You probably haven’t heard of Marc Rosenblum, but he’s a name you should become familiar with. Rosenblum is an Obama administration alum and amnesty advocate. He also happens to be the deputy assistant secretary at the Office of Immigration Statistics (OIS) at the Department of Homeland Security, a position he has held since January 2016 with a starting salary of $170,500 a year. Rosenblum “is among the highest-paid ten percent of employees in the Department of Homeland Security Headquarters.”

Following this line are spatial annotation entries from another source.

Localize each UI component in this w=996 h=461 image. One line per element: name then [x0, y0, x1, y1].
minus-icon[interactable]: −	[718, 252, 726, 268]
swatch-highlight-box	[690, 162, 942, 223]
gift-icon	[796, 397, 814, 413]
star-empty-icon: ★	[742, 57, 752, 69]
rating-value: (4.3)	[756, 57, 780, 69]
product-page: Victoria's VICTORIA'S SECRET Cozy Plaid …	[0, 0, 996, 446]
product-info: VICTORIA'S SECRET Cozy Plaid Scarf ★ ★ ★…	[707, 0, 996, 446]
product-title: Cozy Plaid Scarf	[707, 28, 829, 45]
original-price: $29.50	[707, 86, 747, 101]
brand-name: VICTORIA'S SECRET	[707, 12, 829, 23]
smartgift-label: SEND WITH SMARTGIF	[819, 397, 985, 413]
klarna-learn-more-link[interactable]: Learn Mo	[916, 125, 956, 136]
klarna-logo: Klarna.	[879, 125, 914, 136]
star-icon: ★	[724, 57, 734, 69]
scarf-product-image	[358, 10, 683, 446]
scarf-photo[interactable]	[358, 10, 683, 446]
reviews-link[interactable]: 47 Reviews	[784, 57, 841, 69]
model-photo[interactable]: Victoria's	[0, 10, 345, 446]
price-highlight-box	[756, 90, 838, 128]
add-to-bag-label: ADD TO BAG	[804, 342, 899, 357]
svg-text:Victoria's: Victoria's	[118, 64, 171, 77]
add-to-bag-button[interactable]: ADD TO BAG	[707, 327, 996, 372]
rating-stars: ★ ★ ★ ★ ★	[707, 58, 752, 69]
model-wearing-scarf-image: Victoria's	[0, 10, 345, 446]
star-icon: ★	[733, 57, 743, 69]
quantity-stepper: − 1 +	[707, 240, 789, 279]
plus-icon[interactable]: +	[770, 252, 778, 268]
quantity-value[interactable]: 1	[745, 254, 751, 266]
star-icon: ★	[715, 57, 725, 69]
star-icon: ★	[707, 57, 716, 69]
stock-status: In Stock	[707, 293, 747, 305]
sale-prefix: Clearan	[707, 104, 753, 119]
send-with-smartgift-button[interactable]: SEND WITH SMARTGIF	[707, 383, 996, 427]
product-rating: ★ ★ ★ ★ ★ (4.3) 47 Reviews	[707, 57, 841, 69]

Prior to his current gig at DHS, Rosenblum was at the Migration Policy Institute, a liberal D.C. think-tank where he was deputy director of the U.S. Immigration Policy Program. According to his biography:

Previously he was a specialist in immigration policy at the Congressional Research Service, and before that a Senior Policy Analyst at MPI. Dr. Rosenblum was a Council on Foreign Relations Fellow detailed to the office of U.S. Sen. Edward Kennedy during the 2006 Senate immigration debate and was involved in crafting the Senate's immigration legislation in 2006 and 2007.

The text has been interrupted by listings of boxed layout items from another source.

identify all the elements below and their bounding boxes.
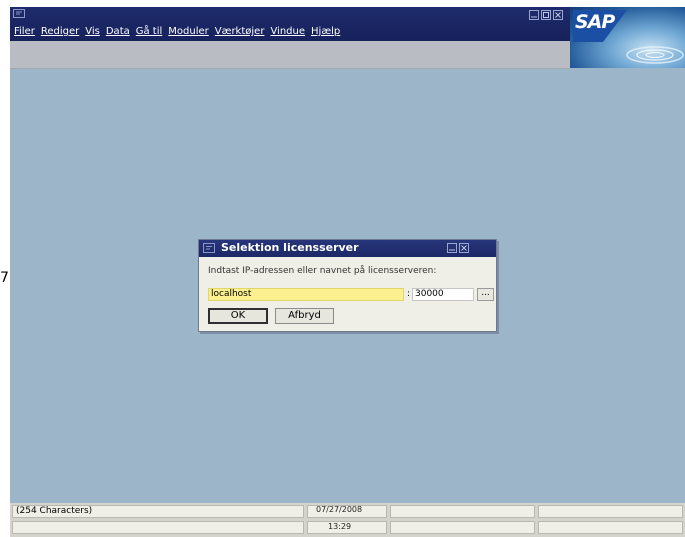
- close-icon: [461, 245, 467, 251]
- dialog-prompt: Indtast IP-adressen eller navnet på lice…: [208, 266, 437, 276]
- dialog-title-bar[interactable]: Selektion licensserver: [199, 240, 496, 257]
- sap-main-window: Filer Rediger Vis Data Gå til Moduler Væ…: [10, 7, 685, 537]
- dialog-window-controls: [447, 243, 469, 253]
- close-icon: [555, 12, 561, 18]
- dialog-close-button[interactable]: [459, 243, 469, 253]
- maximize-icon: [543, 12, 549, 18]
- menu-item-hjaelp[interactable]: Hjælp: [309, 26, 344, 37]
- status-message: (254 Characters): [12, 505, 304, 518]
- server-host-input[interactable]: localhost: [208, 288, 404, 301]
- sap-logo-text: SAP: [575, 11, 615, 33]
- menu-item-vis[interactable]: Vis: [83, 26, 104, 37]
- cancel-button[interactable]: Afbryd: [275, 308, 334, 324]
- water-ripple-graphic: [626, 46, 684, 64]
- dialog-title: Selektion licensserver: [221, 241, 359, 254]
- minimize-icon: [531, 16, 537, 18]
- menu-item-filer[interactable]: Filer: [12, 26, 39, 37]
- window-icon: [13, 9, 25, 18]
- status-time: 13:29: [328, 522, 352, 531]
- ok-button[interactable]: OK: [208, 308, 268, 324]
- license-server-dialog: Selektion licensserver Indtast IP-adress…: [198, 239, 497, 332]
- edge-fragment-text: 7: [0, 270, 9, 286]
- menu-item-vaerktojer[interactable]: Værktøjer: [213, 26, 269, 37]
- server-port-input[interactable]: 30000: [412, 288, 474, 301]
- menu-item-ga-til[interactable]: Gå til: [134, 26, 167, 37]
- toolbar: [10, 41, 570, 69]
- status-cell: [390, 505, 535, 518]
- sap-logo-area: SAP: [570, 7, 685, 68]
- menu-item-moduler[interactable]: Moduler: [166, 26, 212, 37]
- close-button[interactable]: [553, 10, 563, 20]
- menu-item-data[interactable]: Data: [104, 26, 134, 37]
- status-cell: [538, 521, 683, 534]
- port-separator: :: [407, 289, 411, 299]
- dialog-minimize-button[interactable]: [447, 243, 457, 253]
- status-cell: [390, 521, 535, 534]
- status-message-secondary: [12, 521, 304, 534]
- minimize-icon: [449, 249, 455, 251]
- window-controls: [529, 10, 563, 20]
- window-icon: [203, 243, 215, 253]
- minimize-button[interactable]: [529, 10, 539, 20]
- status-cell: [538, 505, 683, 518]
- maximize-button[interactable]: [541, 10, 551, 20]
- menu-item-rediger[interactable]: Rediger: [39, 26, 83, 37]
- status-date: 07/27/2008: [316, 505, 363, 514]
- browse-server-button[interactable]: ...: [477, 288, 494, 301]
- menu-item-vindue[interactable]: Vindue: [268, 26, 309, 37]
- main-menu: Filer Rediger Vis Data Gå til Moduler Væ…: [12, 26, 344, 37]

He also served as a member of President-elect Obama's Immigration Policy Transition Team in 2009. From 2011-13, he served on the National Research Council’s Committee on Estimating Costs to the Department of Justice of Increased Border Security Enforcement by the Department of Homeland Security.

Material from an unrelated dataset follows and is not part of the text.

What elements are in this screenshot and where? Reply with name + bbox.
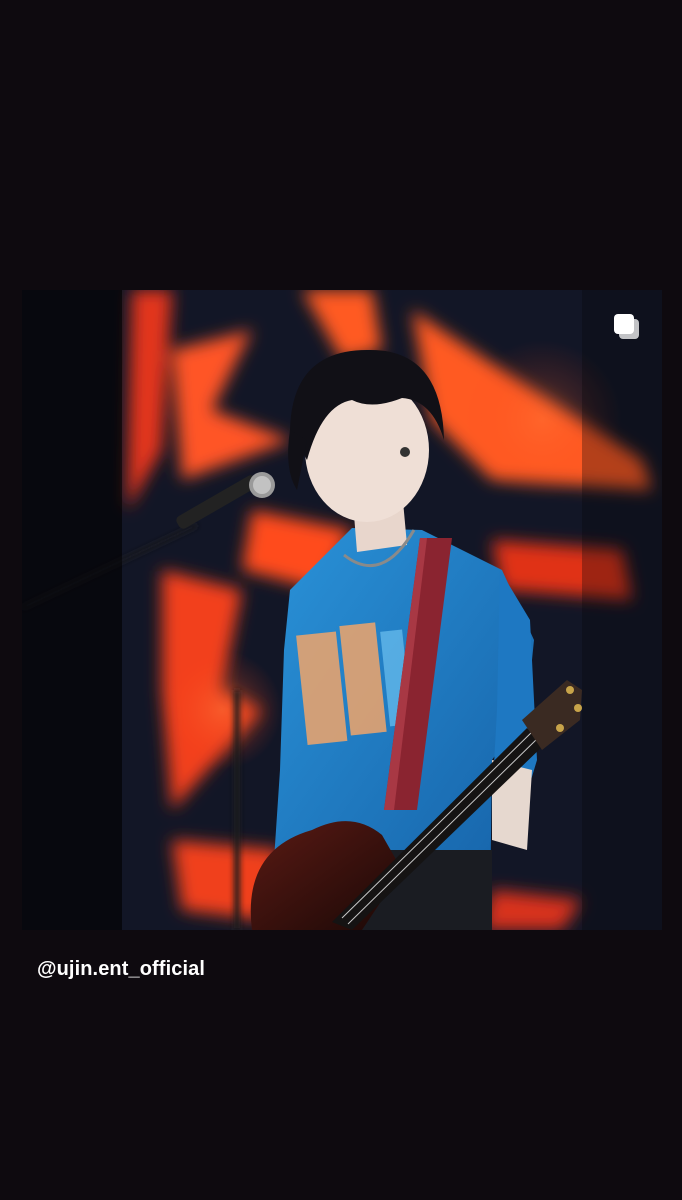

The late Senator Ted Kennedy, you might recall, was a big advocate of amnesty. Throughout his career he made several attempts to open up America’s borders and pass amnesty for illegal immigrants.

During the Obama years, Rosenblum was a strong advocate of executive amnesty -- even at the expense of the truth. On October 21, 2014, Rosenblum gave a pro-amnesty presentation at the Migration Policy Institute. During this presentation, Rosenblum attempted to justify President Obama’s forthcoming executive amnesty by citing five previous examples of executive actions on immigration. The only problem with the examples, according to Ian Smith of the Immigration Reform Law Institute, “was that of the five executive actions picked, four were illegitimate power-grabs by federal agencies which were later restricted or completely culled by Congress and the other wasn’t even an executive program at all, but one implemented by Congress.”

According to Smith, “Rosenblum’s presentation was close to fraudulent.”

On December 2, 2015, Rosenblum testified before the U.S. Senate Committee on the Judiciary, where he argued against using resources to deport “unauthorized immigrants” from the country. “Is increasing the number of deportations more important than protecting the wellbeing of communities, employers, and immigrant families?” Rosenblum asked the committee. “What can be done to ensure that immigration enforcement does not violate Americans’ civil and constitutional rights? These questions have only become more difficult in the last decade as ICE has developed more powerful tools to deport non-citizens from the U.S. interior.”